I just want to see his face, Jane had written. But of course there weren’t any windows on the dewars. And though she had followed the path she marked out on the plans (stolen, Hecuba said when she emailed them, by a lady from Newark, whose husband had died on their honeymoon), she couldn’t know for sure that she was even in Jim’s neighborhood of the graveyard, and it was too dark to be certain of the serial numbers on the dewars. But she stopped in front of the one she thought was right, and put her hand on it.
Poppy’s shouting already sounded very near, but Jane didn’t hurry. She rested her head against the dewar, thinking to herself, Jim would know what to say . All she could think of was “Oh, Jim, what did you do?” That came out in a not-very-elegant croak, and then she had nothing else to say, like any other time in their marriage when it was her turn to chase, and his to withdraw like a pouting child, after a fight. And really that’s all this was, she told herself. If she could just calm down for a moment and establish the right perspective, then she would see that this was just another awful fight, and it had fallen to her, as it did sometimes, to take the risk of reconciling them.
She brought out the Kiss, asking herself if blowing it all over his dewar, a total discharge of her rage in one furious, shrieking breath, would be exactly the first step of that reconciliation. She opened the envelope and took a great preparatory inhalation.
She held the breath, and held it, even while her eyes filled with tears, the dewars shimmering in front of her. She carefully resealed the envelope and put it back in her pocket, and only then did she exhale, the breath long and quiet, with her head resting on Jim’s dewar, and with the very last of it she whispered, “Always together.” When Poppy found her at last, she was slumped quietly against the cool metal surface.
“Holy Future!” Poppy shrieked. “What are you doing !” She pulled Jane back roughly by her arm, then fluttered around the dewar, checking lights and gauges.
“I don’t know what came over me,” Jane said.
“Something horrible ,” Poppy said. “That’s for sure. I’m taking you to see Brian right now .”

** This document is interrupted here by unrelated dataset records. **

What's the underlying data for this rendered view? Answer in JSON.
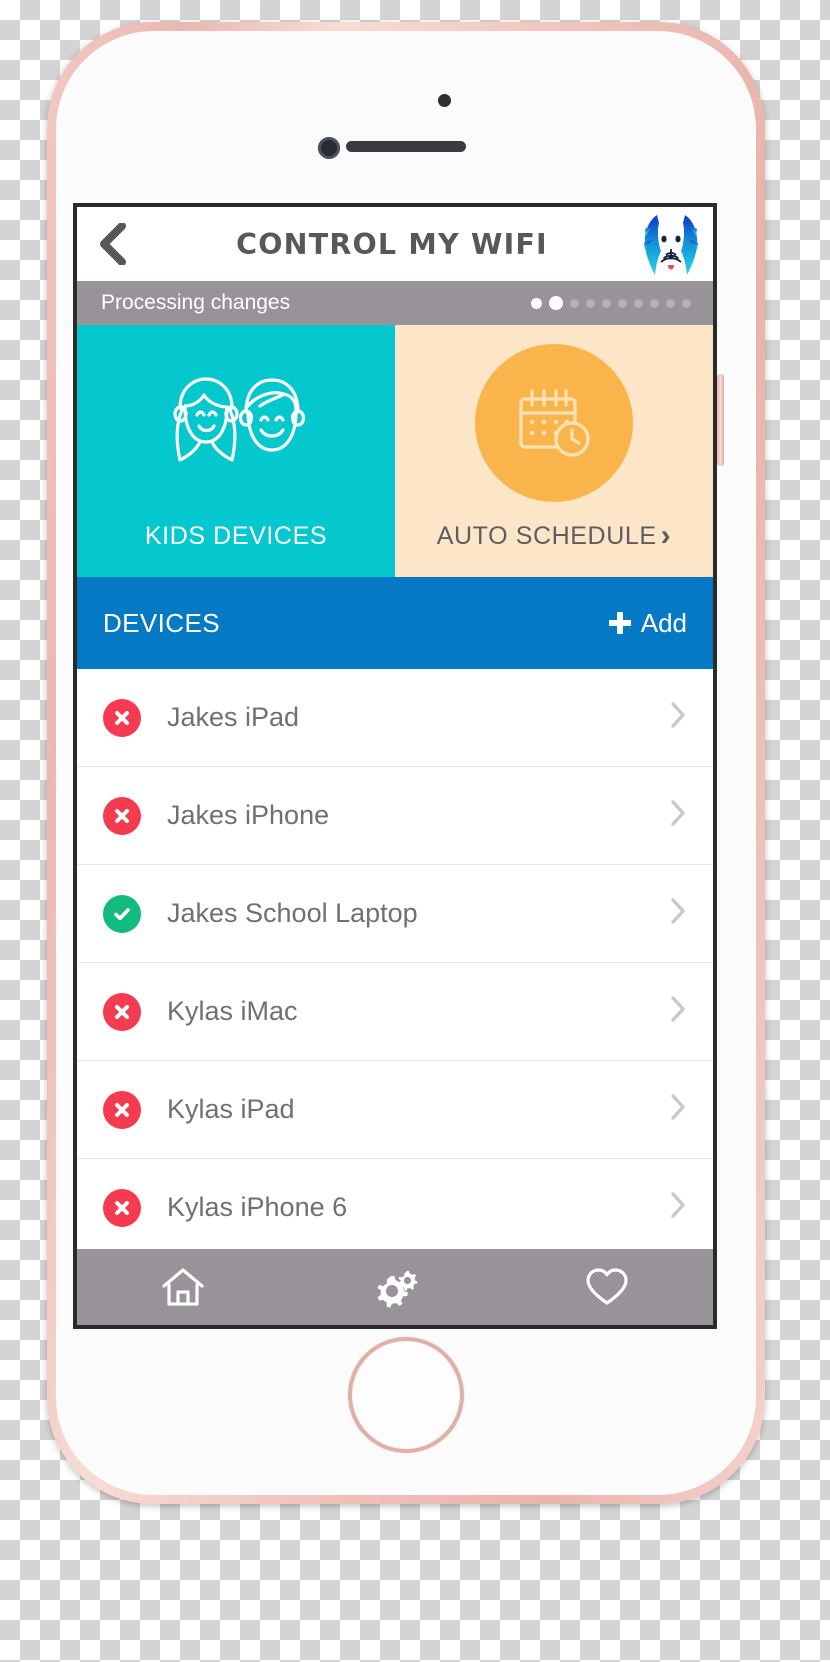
{
  "app": {
    "title": "CONTROL MY WIFI",
    "back_icon": "back-chevron-icon",
    "logo_icon": "dog-wifi-logo"
  },
  "status_strip": {
    "text": "Processing changes",
    "dots_total": 10,
    "dots_active": 2
  },
  "tiles": [
    {
      "key": "kids_devices",
      "label": "KIDS DEVICES",
      "icon": "two-kids-faces-icon",
      "bg_color": "#05C7CE",
      "text_color": "#FFFFFF",
      "has_chevron": false
    },
    {
      "key": "auto_schedule",
      "label": "AUTO SCHEDULE",
      "icon": "calendar-clock-icon",
      "bg_color": "#FCE6C7",
      "circle_color": "#F9B54C",
      "text_color": "#5D5D5F",
      "has_chevron": true,
      "chevron": "›"
    }
  ],
  "devices_section": {
    "title": "DEVICES",
    "add_label": "Add",
    "add_icon": "plus-icon",
    "bar_color": "#0579C4",
    "rows": [
      {
        "name": "Jakes iPad",
        "status": "blocked",
        "status_icon": "red-x-circle-icon",
        "chevron": "chevron-right-icon"
      },
      {
        "name": "Jakes iPhone",
        "status": "blocked",
        "status_icon": "red-x-circle-icon",
        "chevron": "chevron-right-icon"
      },
      {
        "name": "Jakes School Laptop",
        "status": "allowed",
        "status_icon": "green-check-circle-icon",
        "chevron": "chevron-right-icon"
      },
      {
        "name": "Kylas iMac",
        "status": "blocked",
        "status_icon": "red-x-circle-icon",
        "chevron": "chevron-right-icon"
      },
      {
        "name": "Kylas iPad",
        "status": "blocked",
        "status_icon": "red-x-circle-icon",
        "chevron": "chevron-right-icon"
      },
      {
        "name": "Kylas iPhone 6",
        "status": "blocked",
        "status_icon": "red-x-circle-icon",
        "chevron": "chevron-right-icon"
      }
    ]
  },
  "tab_bar": {
    "bg_color": "#989299",
    "items": [
      {
        "key": "home",
        "icon": "home-icon"
      },
      {
        "key": "settings",
        "icon": "gears-icon"
      },
      {
        "key": "favorites",
        "icon": "heart-icon"
      }
    ]
  },
  "colors": {
    "status_blocked": "#F53B50",
    "status_allowed": "#12BC7E",
    "accent_blue": "#0579C4",
    "accent_teal": "#05C7CE",
    "accent_orange": "#F9B54C",
    "strip_gray": "#989299"
  }
}
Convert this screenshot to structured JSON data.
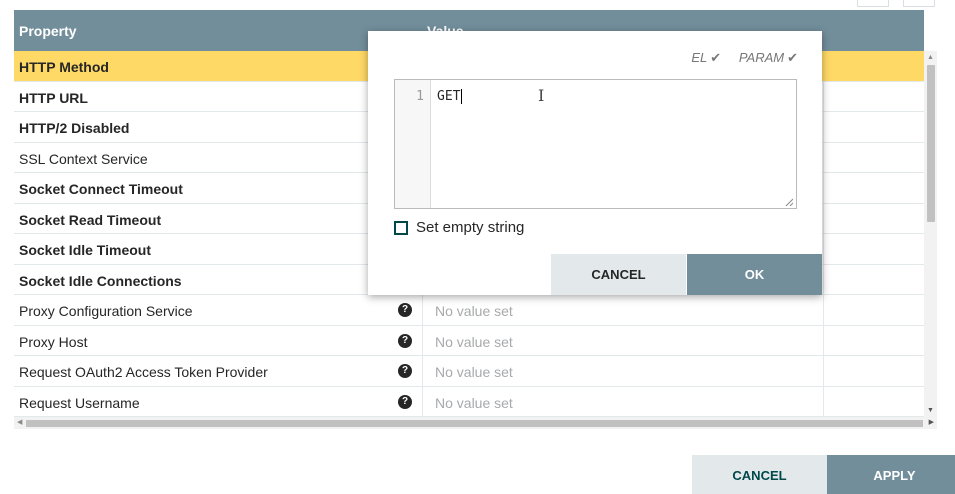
{
  "table": {
    "headers": {
      "property": "Property",
      "value": "Value"
    },
    "rows": [
      {
        "name": "HTTP Method",
        "bold": true,
        "selected": true,
        "help": false,
        "value": ""
      },
      {
        "name": "HTTP URL",
        "bold": true,
        "selected": false,
        "help": false,
        "value": ""
      },
      {
        "name": "HTTP/2 Disabled",
        "bold": true,
        "selected": false,
        "help": false,
        "value": ""
      },
      {
        "name": "SSL Context Service",
        "bold": false,
        "selected": false,
        "help": false,
        "value": ""
      },
      {
        "name": "Socket Connect Timeout",
        "bold": true,
        "selected": false,
        "help": false,
        "value": ""
      },
      {
        "name": "Socket Read Timeout",
        "bold": true,
        "selected": false,
        "help": false,
        "value": ""
      },
      {
        "name": "Socket Idle Timeout",
        "bold": true,
        "selected": false,
        "help": false,
        "value": ""
      },
      {
        "name": "Socket Idle Connections",
        "bold": true,
        "selected": false,
        "help": false,
        "value": ""
      },
      {
        "name": "Proxy Configuration Service",
        "bold": false,
        "selected": false,
        "help": true,
        "value": "No value set"
      },
      {
        "name": "Proxy Host",
        "bold": false,
        "selected": false,
        "help": true,
        "value": "No value set"
      },
      {
        "name": "Request OAuth2 Access Token Provider",
        "bold": false,
        "selected": false,
        "help": true,
        "value": "No value set"
      },
      {
        "name": "Request Username",
        "bold": false,
        "selected": false,
        "help": true,
        "value": "No value set"
      }
    ],
    "help_glyph": "?"
  },
  "dialog": {
    "flags": [
      {
        "label": "EL"
      },
      {
        "label": "PARAM"
      }
    ],
    "check_glyph": "✔",
    "editor": {
      "line_number": "1",
      "text": "GET"
    },
    "empty_string_label": "Set empty string",
    "cancel_label": "CANCEL",
    "ok_label": "OK"
  },
  "footer": {
    "cancel_label": "CANCEL",
    "apply_label": "APPLY"
  },
  "colors": {
    "header": "#728e9b",
    "selected_row": "#ffd966",
    "secondary_button": "#e3e8eb",
    "primary_button": "#728e9b"
  }
}
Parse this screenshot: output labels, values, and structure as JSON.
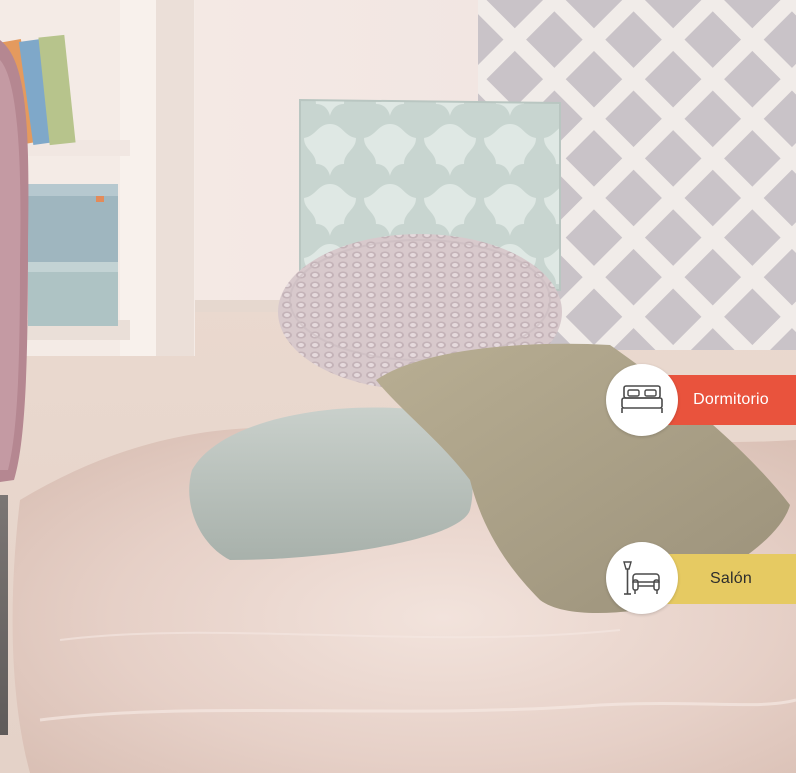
{
  "categories": [
    {
      "label": "Dormitorio",
      "icon": "bed-icon",
      "color": "#e9533d"
    },
    {
      "label": "Salón",
      "icon": "armchair-lamp-icon",
      "color": "#e6ca62"
    }
  ]
}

“Yes,” Jane said. “I’m ready to see him now.” Poppy marched her back to the door, where Sally and Bill were standing nervously. Jane wanted to bleat at them, but suddenly felt too tired for it. It was a tense, silent ride back up to the ground floor. Poppy put Jane in the front seat, where she could keep an eye on her . Sally leaned forward, at one point, to whisper that if Jane had fucked this up for them all she was going to make her very sorry, but Jane was too tired, or just not angry enough anymore, to turn around and tell her to fuck off.